No caso sub iudice, o Tribunal a quo deu como provados, além de outros, os seguintes factos:
兩名嫌犯共同游說被害人到澳門賭博,並向被害人表示可透過 “配碼” 的方式將賭資加大。第一嫌犯表示,倘被害人出資人民幣20萬元現金,可提供港幣50萬元推廣籌碼進行賭博,被害人同意。
於是,第一、第二嫌犯相約被害人一同前往澳門,並着被害人先付港幣1萬元作 “訂金”。//2014年1月26日,第一、第二嫌犯與被害人一同從北京乘坐飛機到達澳門,並分別入住置地酒店1330、1333及1332號客房。
2014年1月27日下午約2點30分,被害人在其人住的置地酒店1332號客房內,在第二嫌犯在場的情況下,將港幣20萬元 (折合約人民幣16萬元) 及人民幣3萬元現金交給第一嫌犯。
第一嫌犯向被害人表示,稍後會將現金兌換成籌碼供其賭博,着被害人等候。//離開酒店後,兩名嫌犯到新葡京娛樂場 “金麟貴賓會”,第一嫌犯將被害人交出的上述所有現金,連同第一嫌犯提供的補充數額,帶到帳房兌換成港幣30萬元籌碼,並將籌碼交由第二嫌犯進行百家樂賭博。
當日下午3時53分,第二嫌犯以上述港幣30萬元籌碼在 “金麟貴賓會” 進行百家樂賭博,第一嫌犯在旁觀看賭局。//當晚約10時49分,第一嫌犯將籌碼全部輸清,兩名嫌犯一同離開新葡京娛樂場。
Em termos sintéticos, acontece que os dois arguidos conjuntamente induziram (遊說) o ofendido a vir Macau para praticar o jogo de fortuna e azar, depois convidaram e acompanharam este a chegar Macau, e na presença do 2° arguido, o 1° recebeu do ofendido a sobredita quantia.
À luz da regra de experiência comum, tais condutas conjuntas dos dois arguidos – a indução, o convite e o acompanhamento – revelam, de molde razoável e suficiente, que eles agiram com conluio e conjugação de esforço, e a propósito de conseguir dinheiro do ofendido.
Sucede ainda que acompanhado pelo 1° arguido, o 2° praticou o jogo de fortuna e azar e veio a perder aquela quantia do ofendido.
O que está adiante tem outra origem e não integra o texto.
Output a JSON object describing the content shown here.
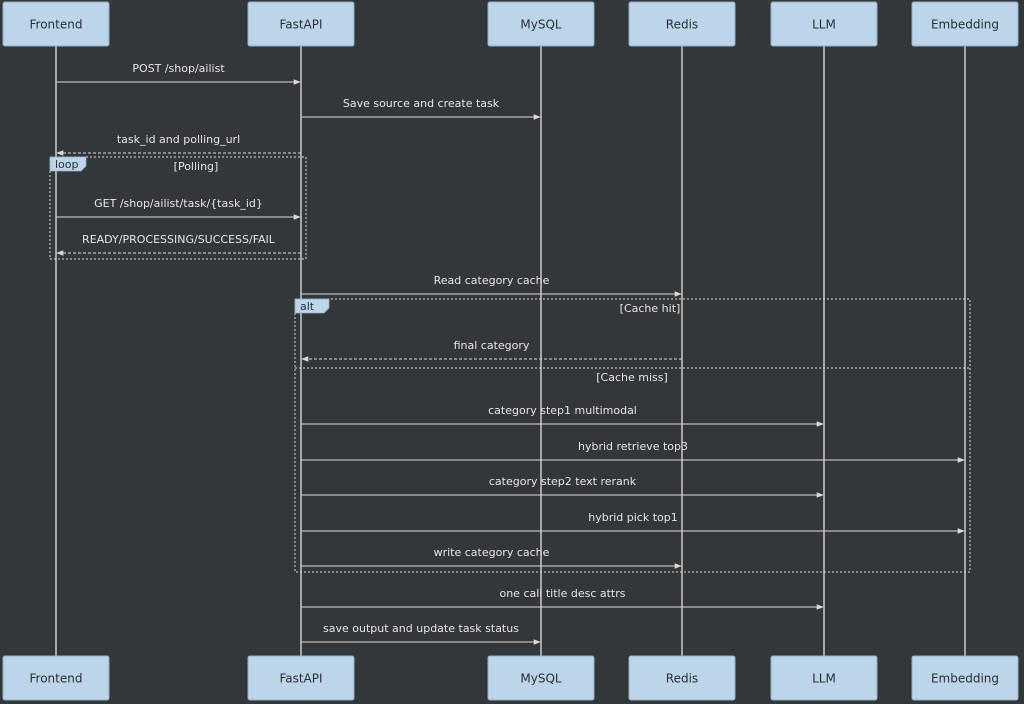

Não está demonstrado, de todo em todo lado do aresto em escrutínio, que os dois arguidos restituíssem a referida ao ofendido.
Em esteira da jurisprudência atrás citada, colhemos que os factos considerados provados pelo tribunal a quo conduzem necessariamente a que os 3 factos não provados, elencados no aresto em causa, contradigam frontalmente com a regra de experiência, quais são:
未獲證明︰為了取得不正當利益,兩名嫌犯分工合作、共謀合力,向被害人謊稱可透過 “配碼” 的方法換取較大額的籌碼進行賭博,誘使被害人交出現金,實際上兩名嫌犯將被害人交出款項據為己有,對被害人造成相當巨額的金錢損失。//未獲證明︰兩名嫌犯在自由、自願及有意識的情況下,故意作出上述行為。//未獲證明︰兩名嫌犯清楚知道其行為違法。會受法律制裁。
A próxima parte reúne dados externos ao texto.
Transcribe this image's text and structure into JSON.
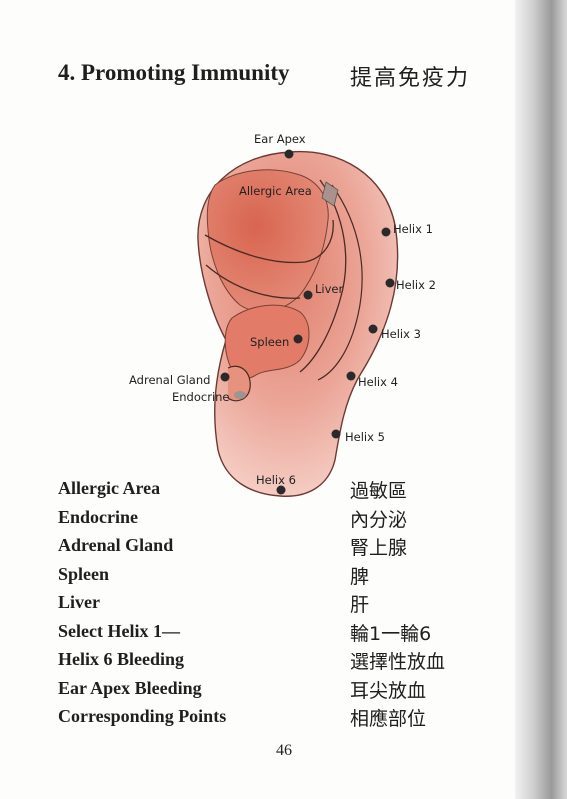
{
  "header": {
    "title": "4. Promoting Immunity",
    "title_cn": "提高免疫力"
  },
  "diagram": {
    "points": [
      {
        "id": "ear-apex",
        "label": "Ear Apex"
      },
      {
        "id": "allergic-area",
        "label": "Allergic Area"
      },
      {
        "id": "helix-1",
        "label": "Helix 1"
      },
      {
        "id": "helix-2",
        "label": "Helix 2"
      },
      {
        "id": "liver",
        "label": "Liver"
      },
      {
        "id": "helix-3",
        "label": "Helix 3"
      },
      {
        "id": "spleen",
        "label": "Spleen"
      },
      {
        "id": "adrenal-gland",
        "label": "Adrenal Gland"
      },
      {
        "id": "helix-4",
        "label": "Helix 4"
      },
      {
        "id": "endocrine",
        "label": "Endocrine"
      },
      {
        "id": "helix-5",
        "label": "Helix 5"
      },
      {
        "id": "helix-6",
        "label": "Helix 6"
      }
    ]
  },
  "terms": [
    {
      "en": "Allergic Area",
      "cn": "過敏區"
    },
    {
      "en": "Endocrine",
      "cn": "內分泌"
    },
    {
      "en": "Adrenal Gland",
      "cn": "腎上腺"
    },
    {
      "en": "Spleen",
      "cn": "脾"
    },
    {
      "en": "Liver",
      "cn": "肝"
    },
    {
      "en": "Select Helix 1—",
      "cn": "輪1一輪6"
    },
    {
      "en": "Helix 6 Bleeding",
      "cn": "選擇性放血"
    },
    {
      "en": "Ear Apex Bleeding",
      "cn": "耳尖放血"
    },
    {
      "en": "Corresponding Points",
      "cn": "相應部位"
    }
  ],
  "footer": {
    "page_number": "46"
  },
  "colors": {
    "ear_fill": "#eba597",
    "ear_inner": "#d9705c",
    "dot": "#2a2a2a"
  }
}
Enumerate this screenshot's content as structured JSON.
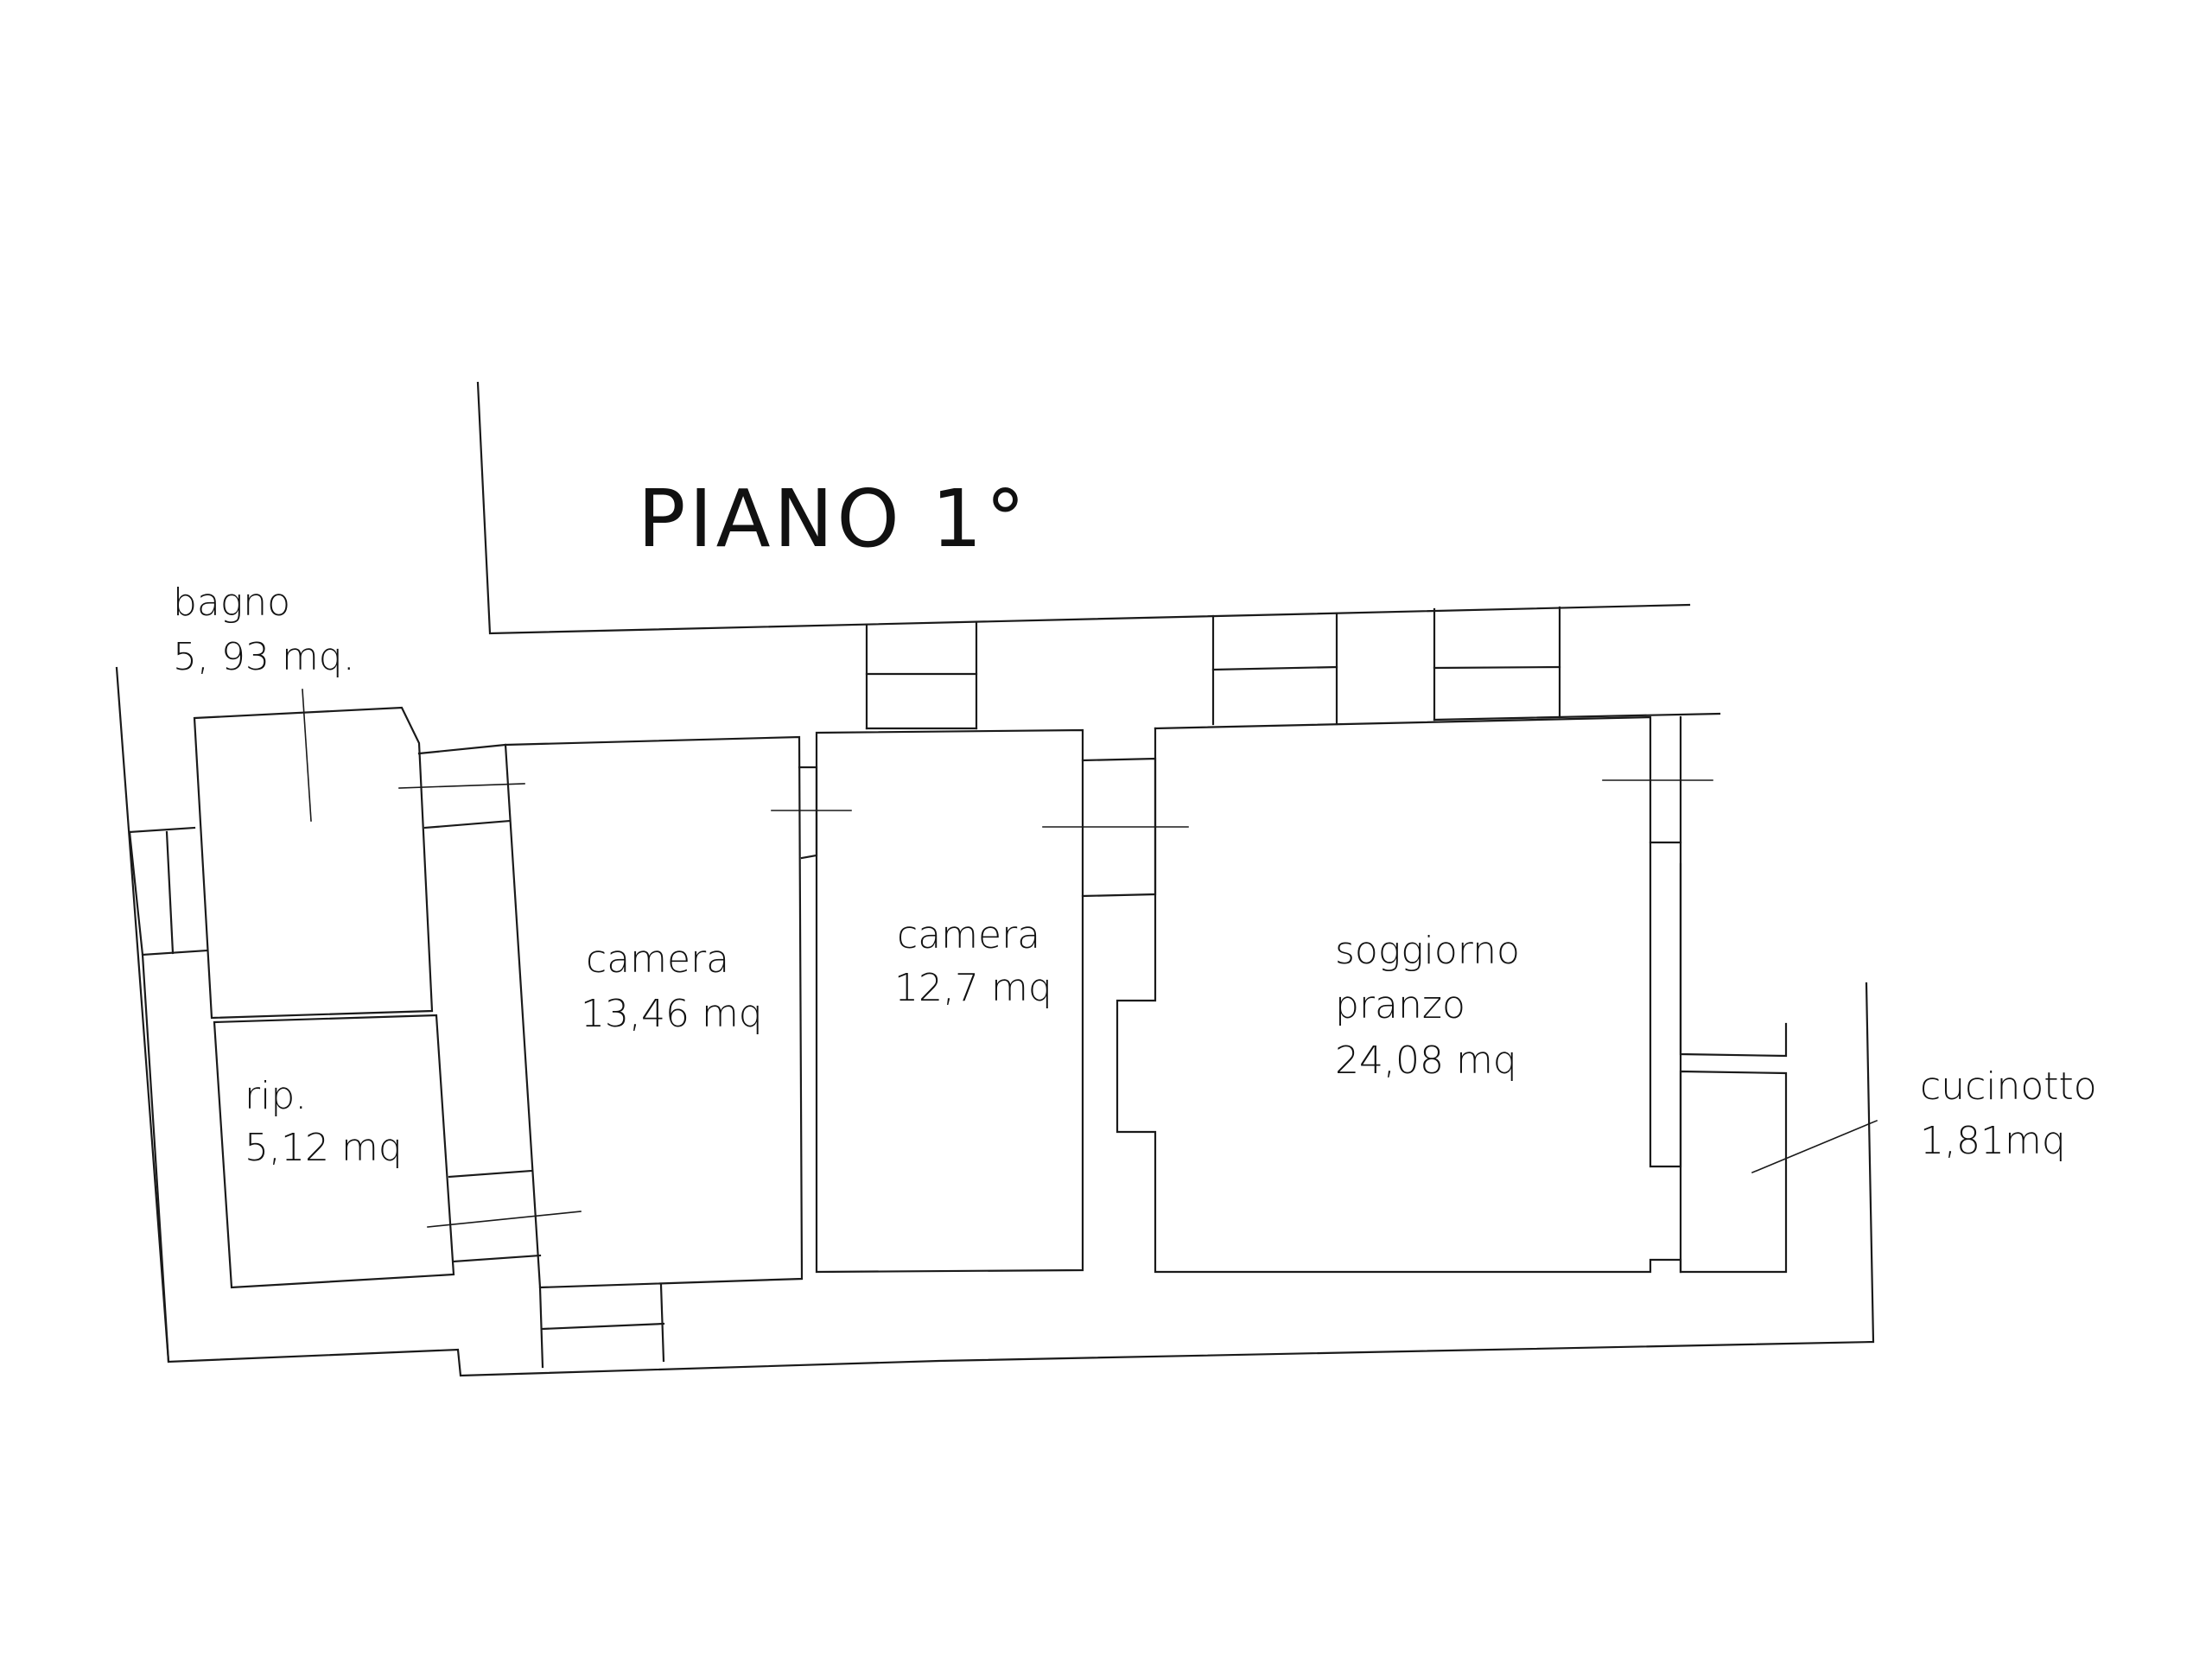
{
  "title": "PIANO 1°",
  "rooms": [
    {
      "name": "bagno",
      "area": "5, 93 mq."
    },
    {
      "name": "rip.",
      "area": "5,12 mq"
    },
    {
      "name": "camera",
      "area": "13,46 mq"
    },
    {
      "name": "camera",
      "area": "12,7 mq"
    },
    {
      "name": "soggiorno",
      "name2": "pranzo",
      "area": "24,08 mq"
    },
    {
      "name": "cucinotto",
      "area": "1,81mq"
    }
  ]
}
Pois bem, a regra de experiência aconselha fortemente e, até, impõe que tais três factos devessem ser considerados por provados.
Nesta linha de consideração e ressalvado o elevado respeito pela melhor opinião em sentido contrário, afigura-se-nos que os três factos não provados enfermam o assacado erro notário na apreciação de prova consagrado na alínea c) do n.°2 do art.400° do CPP.
Por todo o expendido acima, propendemos pelo provimento do recurso em apreço”; (cfr., fls. 257 a 258-v).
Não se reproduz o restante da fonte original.